Furthermore, the dissection of sensor error pointed out that both G4P and G4AP present for each of the three error components a significant reduction with respect to the 7P, while the improvement of G4AP with respect of G4P is less evident, being statistically significant for the overall and BG-to-IG kinetics errors only. This result is expected, because 7P and G4P/G4AP are sensors of different generations and thus based on different technology, while G4P and G4AP share the same technology and differ on software data processing only. The availability of other larger G4P and G4AP datasets (presently not available to us) would be useful to confirm the results. In general, as already discussed in [15], the largest source of CGM inaccuracy remains the error deriving from calibration.

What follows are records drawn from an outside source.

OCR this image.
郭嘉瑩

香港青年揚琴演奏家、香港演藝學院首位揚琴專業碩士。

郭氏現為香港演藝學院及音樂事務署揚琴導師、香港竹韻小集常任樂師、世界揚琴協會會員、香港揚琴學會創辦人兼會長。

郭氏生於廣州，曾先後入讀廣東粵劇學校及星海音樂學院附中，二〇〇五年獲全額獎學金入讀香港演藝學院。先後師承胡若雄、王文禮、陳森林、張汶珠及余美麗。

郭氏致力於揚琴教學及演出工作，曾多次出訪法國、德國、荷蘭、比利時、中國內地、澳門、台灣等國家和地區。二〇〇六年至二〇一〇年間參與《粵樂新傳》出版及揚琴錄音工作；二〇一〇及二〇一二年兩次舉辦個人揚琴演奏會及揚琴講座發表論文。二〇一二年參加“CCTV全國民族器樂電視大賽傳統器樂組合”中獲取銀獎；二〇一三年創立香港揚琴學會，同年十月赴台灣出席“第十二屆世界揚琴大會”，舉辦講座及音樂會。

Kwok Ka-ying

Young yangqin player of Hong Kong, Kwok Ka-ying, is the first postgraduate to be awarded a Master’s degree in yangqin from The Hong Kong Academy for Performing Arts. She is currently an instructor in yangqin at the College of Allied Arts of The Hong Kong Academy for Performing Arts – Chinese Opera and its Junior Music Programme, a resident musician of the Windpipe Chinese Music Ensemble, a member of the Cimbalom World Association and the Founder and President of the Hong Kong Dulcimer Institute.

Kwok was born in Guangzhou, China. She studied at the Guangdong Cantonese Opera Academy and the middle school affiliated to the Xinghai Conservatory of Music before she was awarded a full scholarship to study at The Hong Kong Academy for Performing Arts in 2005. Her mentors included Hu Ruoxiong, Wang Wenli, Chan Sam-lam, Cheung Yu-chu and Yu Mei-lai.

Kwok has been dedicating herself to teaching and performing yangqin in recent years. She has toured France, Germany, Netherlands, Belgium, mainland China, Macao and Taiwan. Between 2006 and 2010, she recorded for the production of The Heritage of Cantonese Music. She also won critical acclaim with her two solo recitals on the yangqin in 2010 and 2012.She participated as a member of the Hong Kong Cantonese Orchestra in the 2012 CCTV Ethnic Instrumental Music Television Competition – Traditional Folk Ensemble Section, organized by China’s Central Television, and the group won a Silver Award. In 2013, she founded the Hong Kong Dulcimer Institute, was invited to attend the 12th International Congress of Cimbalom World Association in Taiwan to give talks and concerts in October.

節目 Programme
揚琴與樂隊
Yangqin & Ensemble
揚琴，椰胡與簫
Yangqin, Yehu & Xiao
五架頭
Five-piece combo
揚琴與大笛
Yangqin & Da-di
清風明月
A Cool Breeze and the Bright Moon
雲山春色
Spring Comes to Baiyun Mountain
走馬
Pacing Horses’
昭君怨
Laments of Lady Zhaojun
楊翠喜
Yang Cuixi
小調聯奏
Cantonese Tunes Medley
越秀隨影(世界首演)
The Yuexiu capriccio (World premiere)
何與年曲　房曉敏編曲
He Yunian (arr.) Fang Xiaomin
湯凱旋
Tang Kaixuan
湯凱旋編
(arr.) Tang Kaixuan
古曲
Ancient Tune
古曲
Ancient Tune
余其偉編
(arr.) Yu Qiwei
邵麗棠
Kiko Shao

Some observations on 7P dataset and results are also necessary. The first observation concerns the MARD outcomes relative to 7P sensor, which are slightly higher than those obtained, with a different dataset, in [15]. This difference can be attributed both to the different protocol used during the hospitalized day and, more likely, to the different day of acquisition of YSI reference data with respect to the start of CGM data acquisition. In fact, in the 7P dataset considered in this work, YSI values are available in day 1 only, while in the dataset used in [15] they are available in day 3 only; as demonstrated by several papers regarding the accuracy of 7P sensor, e.g., [1, 5], the accuracy in day 1 is often worse than in the other days of monitoring. The second observation concerns a possible bias in comparison with 7P versus G4 sensors MARD values. In fact, MARD values of the 7P sensor are calculated on day 1 of monitoring only, while those of G4P and G4AP sensors are relative to days 1, 4, and 7. As mentioned before, being the accuracy for day 1 often worse than in the subsequent days of monitoring, a bias could be present. However, in practice, this bias is very limited and does not affect the results of the comparison, being the reported overall median MARD (14.1 %) in line with that calculated on the whole 7-day monitoring and reported in recent studies (e.g., 14.0 % of [5]). Finally, it may seem that the results for the 7P sensor error model are incomplete, being available for day 1 only. We believe that the absence of 7P results for days 4 and 7 is not critical for the comparison with G4 and G4AP for two main reasons: (i) it has been widely demonstrated that G4P sensor performs better than the 7P in all days of monitoring [5] and (ii) since the 7P sensor has been replaced by the G4 generation sensors in all open-loop and close-loop trials involving Dexcom sensors, a more exhaustive analysis of the 7P sensor error would be, at the present time, of minor interest.

5 Conclusions

A detailed dissection and quantitative description of CGM sensor error are important when designing new CGM-based applications, e.g., glucose predictors and artificial pancreas control algorithms, and in in silico testing of diabetes technologies and treatments. In this work, we have analyzed and modeled the error components of two recent CGM sensors produced by Dexcom Inc., the G4P and the G4AP, and compared them with what can be obtained for a sensor of previous generation, the 7P. The analysis gave new insights into CGM sensor error description by evidencing its time-variance during the monitoring, and could be considered a basis on which to create a new CGM sensor error model to be included, e.g., in the UVA/Padova T1D simulator [10], in order to simulate longer reliable scenarios. To complete such a model, further investigation is however needed. In fact, at the present time, only models for days 1, 4, and 7 are available, while for the other days are missing. Further work may concern the analysis of correlation of sensor error before and after a calibration when suitable datasets become available and the application of more sophisticated iterative techniques for the identification of model parameters will allow performing the estimation all model parameters in a single step [13].